Later that afternoon, I learned about the DNR that had been placed on her chart and I immediately told the nursing staff to remove this from her chart. The doctor was called in to discuss this with me and my siblings. It was decided at this point that we wanted everything done with the exception of full life support. Over the next 24 hours, her vital signs improved for a short period, but she never regained consciousness and passed away at roughly 6:00PM the next evening. During that entire period, a family member was always by her side.
After her passing, my sister and I began questioning her care and requested an autopsy to be performed by the hospital. In addition, we requested a full copy of her medical reports. I went through the reports looking for an answer and I believe I found what happened to her. Overall the report was thorough, however, I did notice a period of time where there were few notes about her care. Unfortunately, this is the period of time that I'm most concerned with. It does show that Saturday evening a .5 to 1mg dosage of Ativan was order by one doctor to be administered in her IV. After that a second doctor ordered, at what appears to be midnight, a 2mg injection of Ativan to be administered every 2 hours as needed for agitation. It appears that three doses of Ativan each at 2mg were given over the next six hours. It was this morning that the doctor called me and indicated my mother was non-responsive.
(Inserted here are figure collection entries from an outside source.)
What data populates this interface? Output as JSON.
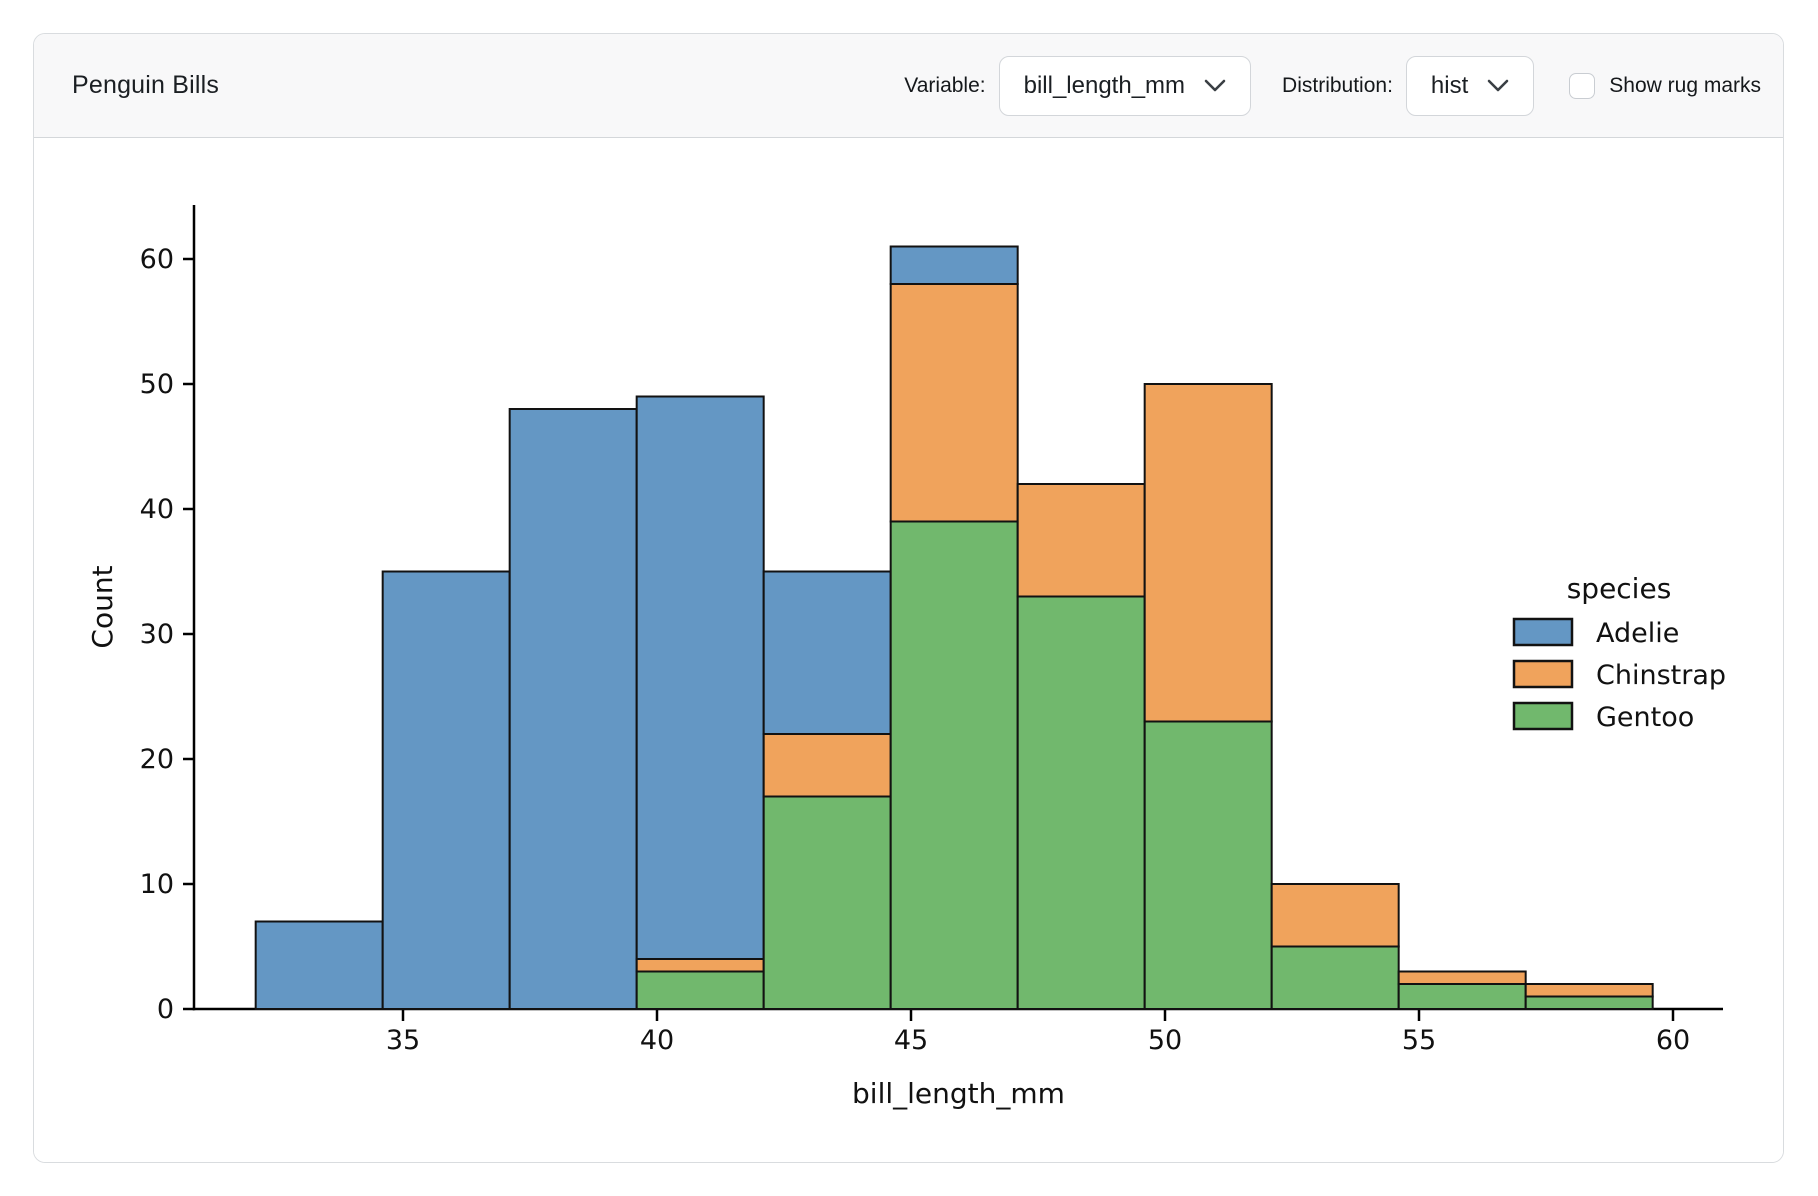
{
  "header": {
    "title": "Penguin Bills",
    "variable_label": "Variable:",
    "variable_value": "bill_length_mm",
    "distribution_label": "Distribution:",
    "distribution_value": "hist",
    "rug_label": "Show rug marks",
    "rug_checked": false,
    "chevron_icon": "chevron-down"
  },
  "chart_data": {
    "type": "bar",
    "subtype": "stacked-histogram",
    "title": "",
    "xlabel": "bill_length_mm",
    "ylabel": "Count",
    "bin_edges": [
      32.1,
      34.6,
      37.1,
      39.6,
      42.1,
      44.6,
      47.1,
      49.6,
      52.1,
      54.6,
      57.1,
      59.6
    ],
    "x_ticks": [
      35,
      40,
      45,
      50,
      55,
      60
    ],
    "y_ticks": [
      0,
      10,
      20,
      30,
      40,
      50,
      60
    ],
    "xlim": [
      30.9,
      61.0
    ],
    "ylim": [
      0,
      64.3
    ],
    "grid": false,
    "series": [
      {
        "name": "Adelie",
        "color": "#6497c4",
        "values": [
          7,
          35,
          48,
          45,
          13,
          3,
          0,
          0,
          0,
          0,
          0
        ]
      },
      {
        "name": "Chinstrap",
        "color": "#f0a35c",
        "values": [
          0,
          0,
          0,
          1,
          5,
          19,
          9,
          27,
          5,
          1,
          1
        ]
      },
      {
        "name": "Gentoo",
        "color": "#71b86d",
        "values": [
          0,
          0,
          0,
          3,
          17,
          39,
          33,
          23,
          5,
          2,
          1
        ]
      }
    ],
    "bin_totals": [
      7,
      35,
      48,
      49,
      35,
      61,
      42,
      50,
      10,
      3,
      2
    ],
    "stack_order_bottom_to_top": [
      "Gentoo",
      "Chinstrap",
      "Adelie"
    ],
    "legend": {
      "title": "species",
      "position": "right",
      "entries": [
        "Adelie",
        "Chinstrap",
        "Gentoo"
      ]
    },
    "bar_edge_color": "#121212",
    "axis_color": "#000000"
  }
}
I apologize over this long-winded diatribe at 5:00AM in the morning, but this brings me to my concern. (It is now been two months and I'm still having problems sleeping many nights). I'm not in the medical profession, but I can read and interpret information from the drug manufacturer. It indicates that the drug must be carefully administered to elderly patients and those with reduced lung capacity. In addition, contra indicators for this drug show the possibility of agitation and the possibility of further restricting airways. Also, the dosage for someone of her age, weight and physical condition seem to be completely inappropriate. All indications from what I read, indicate that someone of that condition should not receive more than 0.5 to 1mg for the first day and it is generally not recommended that more than 2mg be given in a 24 hour period.
I firmly believe that her comatose state was brought on by the overdose of Ativan and that ultimately her death was directly related to the overdose. The autopsy (performed by the hospital) concluded that the pneumonia was the cause of death and personally I don't believe that is the "root" cause of the problem. What I find especially alarming from the autopsy was the lack of any trace of benzodiazepines (Ativan) in her system. With a dose of over 6mg within that period of time, wouldn't a trace of it be found in her system 72 hours later during the autopsy? This just doesn't make sense to me and sounds like a cover-up to me.
Am I wrong to believe that this is complete medical incompetence and a possible cover-up by the hospital? I would sincerely appreciate any assistance (legal, medical or otherwise) with this issue.